Tectonically-induced strontium isotope changes in ancient restricted seas: The case of the Ediacaran-Cambrian Bambuí foreland basin system, east Brazil

The Bambuí Group is a marine sedimentary record of an intracratonic foreland basin developed at the terminal Ediacaran and early Cambrian during the assembly of West Gondwana. Here we present a basin-scale high-resolution Sr isotope stratigraphy for the basal Bambuí Group, aiming to understand the spatial and temporal variations of the 87Sr/86Sr ratios and to explore the controls over the Sr isotope system in intracontinental marine environments. Assessment of the stratigraphic evolution of both Sr concentrations and Sr isotopes shows a major increase in Sr/Ca ratios (up to 0.004) and a decrease in the 87Sr/86Sr ratios from 0.7086 to 0.7076 in the high stand system tract of the basal 2nd-order sequence. These changes precede a large positive δ13C excursion typically found across the basin in the middle Bambuí Group. The high variability of both 87Sr/86Sr and Sr/Ca ratios was not caused by globally uniform changes in isotopic compositions of seawater, but rather likely reflect marine restriction and paleogeographic changes of the depositional environments at basin scale. This would result from the tectonic uplift of Neoproterozoic orogenic belts around the São Francisco craton, which generated an isolated foreland marine basin.
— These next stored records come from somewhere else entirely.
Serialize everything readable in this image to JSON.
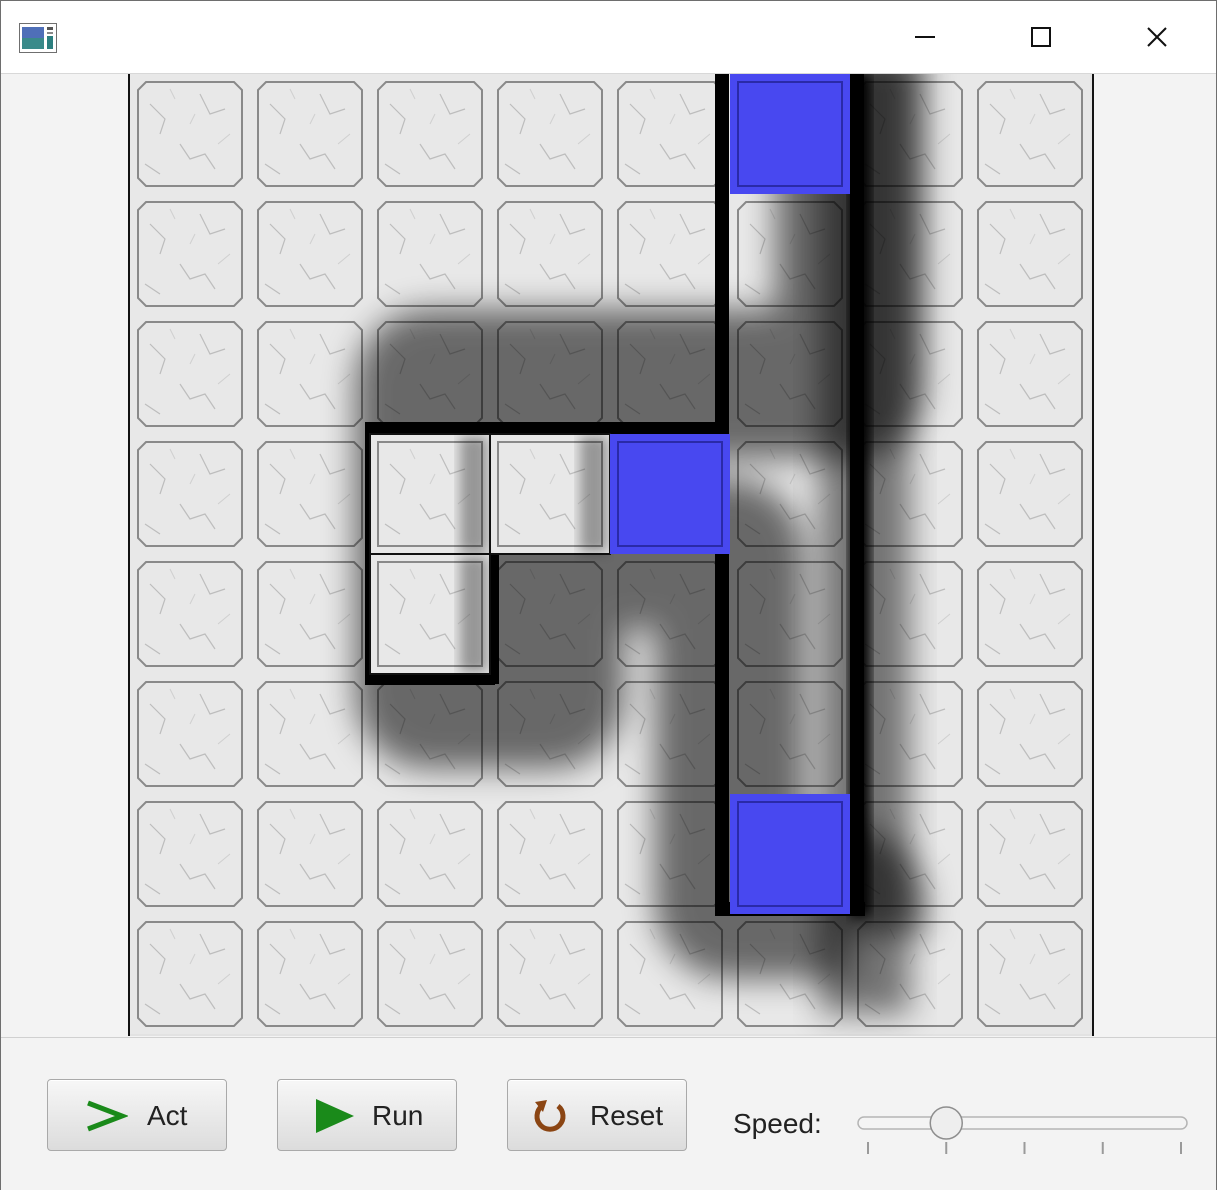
{
  "window": {
    "controls": {
      "minimize_icon": "minimize-icon",
      "maximize_icon": "maximize-icon",
      "close_icon": "close-icon"
    }
  },
  "world": {
    "columns": 8,
    "rows": 8,
    "blue_cells": [
      [
        5,
        0
      ],
      [
        4,
        3
      ],
      [
        5,
        6
      ]
    ],
    "raised_cells": [
      [
        2,
        3
      ],
      [
        3,
        3
      ],
      [
        2,
        4
      ]
    ],
    "colors": {
      "tile": "#e6e6e6",
      "tile_border": "#8a8a8a",
      "blue": "#4848f0",
      "wall": "#000000"
    }
  },
  "controls": {
    "act_label": "Act",
    "run_label": "Run",
    "reset_label": "Reset",
    "speed_label": "Speed:",
    "act_icon": "chevron-right-icon",
    "run_icon": "play-icon",
    "reset_icon": "reset-icon",
    "speed_value": 0.25,
    "colors": {
      "act_icon": "#1a8a1a",
      "run_icon": "#1a8a1a",
      "reset_icon": "#8b4513"
    }
  }
}
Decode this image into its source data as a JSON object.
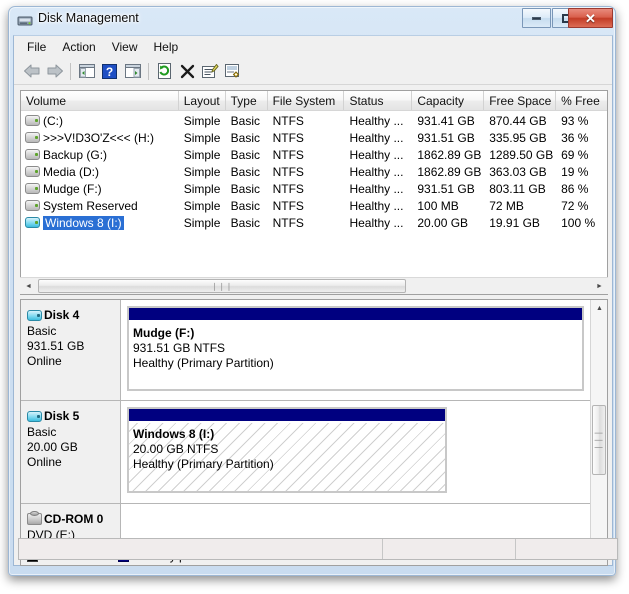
{
  "window": {
    "title": "Disk Management",
    "icon": "disk-management-icon",
    "buttons": {
      "minimize": "minimize-icon",
      "maximize": "maximize-icon",
      "close": "✕"
    }
  },
  "menubar": {
    "items": [
      "File",
      "Action",
      "View",
      "Help"
    ]
  },
  "toolbar": {
    "items": [
      {
        "name": "back-arrow-icon",
        "glyph": "back"
      },
      {
        "name": "forward-arrow-icon",
        "glyph": "forward"
      },
      {
        "name": "separator-1",
        "glyph": "sep"
      },
      {
        "name": "show-hide-console-tree-icon",
        "glyph": "panel-left"
      },
      {
        "name": "help-icon",
        "glyph": "help"
      },
      {
        "name": "show-hide-action-pane-icon",
        "glyph": "panel-right"
      },
      {
        "name": "separator-2",
        "glyph": "sep"
      },
      {
        "name": "refresh-icon",
        "glyph": "refresh"
      },
      {
        "name": "delete-icon",
        "glyph": "delete"
      },
      {
        "name": "properties-icon",
        "glyph": "properties"
      },
      {
        "name": "rescan-disks-icon",
        "glyph": "rescan"
      }
    ]
  },
  "volume_list": {
    "columns": [
      "Volume",
      "Layout",
      "Type",
      "File System",
      "Status",
      "Capacity",
      "Free Space",
      "% Free"
    ],
    "rows": [
      {
        "volume": "(C:)",
        "layout": "Simple",
        "type": "Basic",
        "file_system": "NTFS",
        "status": "Healthy ...",
        "capacity": "931.41 GB",
        "free_space": "870.44 GB",
        "percent_free": "93 %",
        "selected": false
      },
      {
        "volume": ">>>V!D3O'Z<<< (H:)",
        "layout": "Simple",
        "type": "Basic",
        "file_system": "NTFS",
        "status": "Healthy ...",
        "capacity": "931.51 GB",
        "free_space": "335.95 GB",
        "percent_free": "36 %",
        "selected": false
      },
      {
        "volume": "Backup  (G:)",
        "layout": "Simple",
        "type": "Basic",
        "file_system": "NTFS",
        "status": "Healthy ...",
        "capacity": "1862.89 GB",
        "free_space": "1289.50 GB",
        "percent_free": "69 %",
        "selected": false
      },
      {
        "volume": "Media (D:)",
        "layout": "Simple",
        "type": "Basic",
        "file_system": "NTFS",
        "status": "Healthy ...",
        "capacity": "1862.89 GB",
        "free_space": "363.03 GB",
        "percent_free": "19 %",
        "selected": false
      },
      {
        "volume": "Mudge (F:)",
        "layout": "Simple",
        "type": "Basic",
        "file_system": "NTFS",
        "status": "Healthy ...",
        "capacity": "931.51 GB",
        "free_space": "803.11 GB",
        "percent_free": "86 %",
        "selected": false
      },
      {
        "volume": "System Reserved",
        "layout": "Simple",
        "type": "Basic",
        "file_system": "NTFS",
        "status": "Healthy ...",
        "capacity": "100 MB",
        "free_space": "72 MB",
        "percent_free": "72 %",
        "selected": false
      },
      {
        "volume": "Windows 8 (I:)",
        "layout": "Simple",
        "type": "Basic",
        "file_system": "NTFS",
        "status": "Healthy ...",
        "capacity": "20.00 GB",
        "free_space": "19.91 GB",
        "percent_free": "100 %",
        "selected": true
      }
    ]
  },
  "disks": [
    {
      "name": "Disk 4",
      "kind": "disk",
      "type": "Basic",
      "size": "931.51 GB",
      "state": "Online",
      "partitions": [
        {
          "label": "Mudge  (F:)",
          "size_fs": "931.51 GB NTFS",
          "status": "Healthy (Primary Partition)",
          "selected": false
        }
      ]
    },
    {
      "name": "Disk 5",
      "kind": "disk",
      "type": "Basic",
      "size": "20.00 GB",
      "state": "Online",
      "partitions": [
        {
          "label": "Windows 8  (I:)",
          "size_fs": "20.00 GB NTFS",
          "status": "Healthy (Primary Partition)",
          "selected": true
        }
      ]
    },
    {
      "name": "CD-ROM 0",
      "kind": "cdrom",
      "type": "DVD (E:)",
      "size": "",
      "state": "",
      "partitions": []
    }
  ],
  "legend": {
    "items": [
      {
        "label": "Unallocated",
        "color": "#000000"
      },
      {
        "label": "Primary partition",
        "color": "#000080"
      }
    ]
  },
  "statusbar": {
    "cells": [
      "",
      "",
      ""
    ]
  },
  "colors": {
    "partition_bar": "#000080",
    "selection_blue": "#2a6fd4",
    "unallocated": "#000000"
  },
  "scrollbars": {
    "horizontal_grip": "❘❘❘",
    "vertical_grip": "❘❘❘",
    "left_arrow": "◄",
    "right_arrow": "►",
    "up_arrow": "▲",
    "down_arrow": "▼"
  }
}
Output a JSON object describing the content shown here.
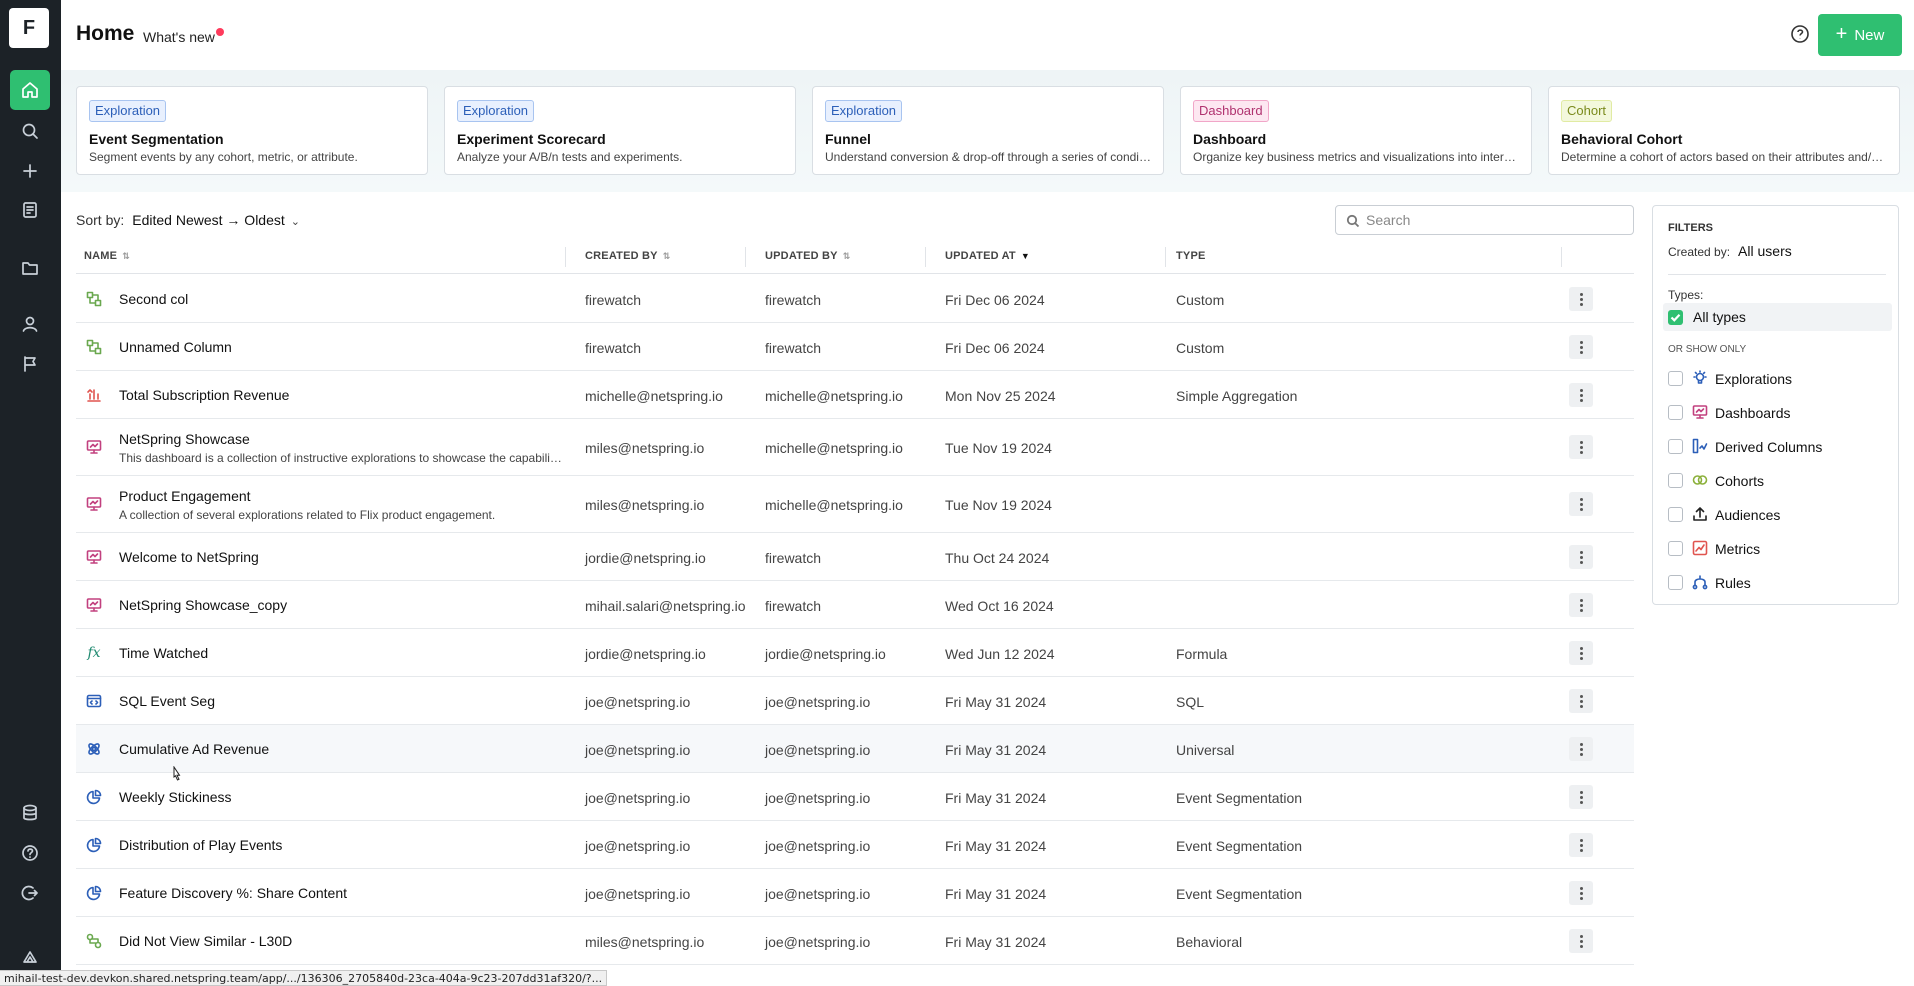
{
  "app": {
    "logo_letter": "F",
    "page_title": "Home",
    "whats_new": "What's new",
    "new_button": "New",
    "accent": "#2fbf71"
  },
  "nav": [
    {
      "name": "home",
      "icon": "home-icon"
    },
    {
      "name": "search",
      "icon": "search-icon"
    },
    {
      "name": "create",
      "icon": "plus-icon"
    },
    {
      "name": "notebooks",
      "icon": "notebook-icon"
    },
    {
      "name": "folders",
      "icon": "folder-icon"
    },
    {
      "name": "people",
      "icon": "user-icon"
    },
    {
      "name": "flags",
      "icon": "flag-icon"
    },
    {
      "name": "data",
      "icon": "database-icon"
    },
    {
      "name": "help",
      "icon": "help-icon"
    },
    {
      "name": "logout",
      "icon": "logout-icon"
    },
    {
      "name": "brand",
      "icon": "brand-icon"
    }
  ],
  "templates": [
    {
      "tag": "Exploration",
      "tag_kind": "explo",
      "title": "Event Segmentation",
      "desc": "Segment events by any cohort, metric, or attribute."
    },
    {
      "tag": "Exploration",
      "tag_kind": "explo",
      "title": "Experiment Scorecard",
      "desc": "Analyze your A/B/n tests and experiments."
    },
    {
      "tag": "Exploration",
      "tag_kind": "explo",
      "title": "Funnel",
      "desc": "Understand conversion & drop-off through a series of conditi..."
    },
    {
      "tag": "Dashboard",
      "tag_kind": "dash",
      "title": "Dashboard",
      "desc": "Organize key business metrics and visualizations into interacti..."
    },
    {
      "tag": "Cohort",
      "tag_kind": "cohort",
      "title": "Behavioral Cohort",
      "desc": "Determine a cohort of actors based on their attributes and/or ..."
    }
  ],
  "sort": {
    "label": "Sort by:",
    "value": "Edited Newest → Oldest"
  },
  "search": {
    "placeholder": "Search"
  },
  "columns": {
    "name": "NAME",
    "created_by": "CREATED BY",
    "updated_by": "UPDATED BY",
    "updated_at": "UPDATED AT",
    "type": "TYPE"
  },
  "rows": [
    {
      "icon": "derived-column",
      "name": "Second col",
      "desc": "",
      "created_by": "firewatch",
      "updated_by": "firewatch",
      "updated_at": "Fri Dec 06 2024",
      "type": "Custom"
    },
    {
      "icon": "derived-column",
      "name": "Unnamed Column",
      "desc": "",
      "created_by": "firewatch",
      "updated_by": "firewatch",
      "updated_at": "Fri Dec 06 2024",
      "type": "Custom"
    },
    {
      "icon": "aggregation",
      "name": "Total Subscription Revenue",
      "desc": "",
      "created_by": "michelle@netspring.io",
      "updated_by": "michelle@netspring.io",
      "updated_at": "Mon Nov 25 2024",
      "type": "Simple Aggregation"
    },
    {
      "icon": "dashboard",
      "name": "NetSpring Showcase",
      "desc": "This dashboard is a collection of instructive explorations to showcase the capabilities ...",
      "created_by": "miles@netspring.io",
      "updated_by": "michelle@netspring.io",
      "updated_at": "Tue Nov 19 2024",
      "type": ""
    },
    {
      "icon": "dashboard",
      "name": "Product Engagement",
      "desc": "A collection of several explorations related to Flix product engagement.",
      "created_by": "miles@netspring.io",
      "updated_by": "michelle@netspring.io",
      "updated_at": "Tue Nov 19 2024",
      "type": ""
    },
    {
      "icon": "dashboard",
      "name": "Welcome to NetSpring",
      "desc": "",
      "created_by": "jordie@netspring.io",
      "updated_by": "firewatch",
      "updated_at": "Thu Oct 24 2024",
      "type": ""
    },
    {
      "icon": "dashboard",
      "name": "NetSpring Showcase_copy",
      "desc": "",
      "created_by": "mihail.salari@netspring.io",
      "updated_by": "firewatch",
      "updated_at": "Wed Oct 16 2024",
      "type": ""
    },
    {
      "icon": "formula",
      "name": "Time Watched",
      "desc": "",
      "created_by": "jordie@netspring.io",
      "updated_by": "jordie@netspring.io",
      "updated_at": "Wed Jun 12 2024",
      "type": "Formula"
    },
    {
      "icon": "sql",
      "name": "SQL Event Seg",
      "desc": "",
      "created_by": "joe@netspring.io",
      "updated_by": "joe@netspring.io",
      "updated_at": "Fri May 31 2024",
      "type": "SQL"
    },
    {
      "icon": "universal",
      "name": "Cumulative Ad Revenue",
      "desc": "",
      "created_by": "joe@netspring.io",
      "updated_by": "joe@netspring.io",
      "updated_at": "Fri May 31 2024",
      "type": "Universal"
    },
    {
      "icon": "event-seg",
      "name": "Weekly Stickiness",
      "desc": "",
      "created_by": "joe@netspring.io",
      "updated_by": "joe@netspring.io",
      "updated_at": "Fri May 31 2024",
      "type": "Event Segmentation"
    },
    {
      "icon": "event-seg",
      "name": "Distribution of Play Events",
      "desc": "",
      "created_by": "joe@netspring.io",
      "updated_by": "joe@netspring.io",
      "updated_at": "Fri May 31 2024",
      "type": "Event Segmentation"
    },
    {
      "icon": "event-seg",
      "name": "Feature Discovery %: Share Content",
      "desc": "",
      "created_by": "joe@netspring.io",
      "updated_by": "joe@netspring.io",
      "updated_at": "Fri May 31 2024",
      "type": "Event Segmentation"
    },
    {
      "icon": "behavioral",
      "name": "Did Not View Similar - L30D",
      "desc": "",
      "created_by": "miles@netspring.io",
      "updated_by": "joe@netspring.io",
      "updated_at": "Fri May 31 2024",
      "type": "Behavioral"
    }
  ],
  "filters": {
    "title": "FILTERS",
    "created_by_label": "Created by:",
    "created_by_value": "All users",
    "types_label": "Types:",
    "all_types": "All types",
    "or_show_only": "OR SHOW ONLY",
    "items": [
      {
        "label": "Explorations",
        "icon": "lightbulb-icon"
      },
      {
        "label": "Dashboards",
        "icon": "dashboard-icon"
      },
      {
        "label": "Derived Columns",
        "icon": "derived-column-icon"
      },
      {
        "label": "Cohorts",
        "icon": "cohort-icon"
      },
      {
        "label": "Audiences",
        "icon": "upload-icon"
      },
      {
        "label": "Metrics",
        "icon": "metric-icon"
      },
      {
        "label": "Rules",
        "icon": "rules-icon"
      }
    ]
  },
  "status_url": "mihail-test-dev.devkon.shared.netspring.team/app/.../136306_2705840d-23ca-404a-9c23-207dd31af320/?..."
}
Compared to the global ocean, such a smaller intracontinental reservoir would be more sensitive to the Sr isotope composition from the different rock sources. We suggest that changes on the balance between carbonate production and accommodation associated with tectonically-related flexural subsidence progressively modified the continental drainage patterns, sedimentary sources and the chemical weathering regimes, altering the strontium influxes and isotopic compositions of the seawater in the early Bambuí basin cycle. Similar anomalies in the strontium isotope record are also recorded in coeval marine basins across West Gondwana and suggest that tectonics might have played an important role on seawater chemistry at the Neoproterozoic-Paleozoic transition.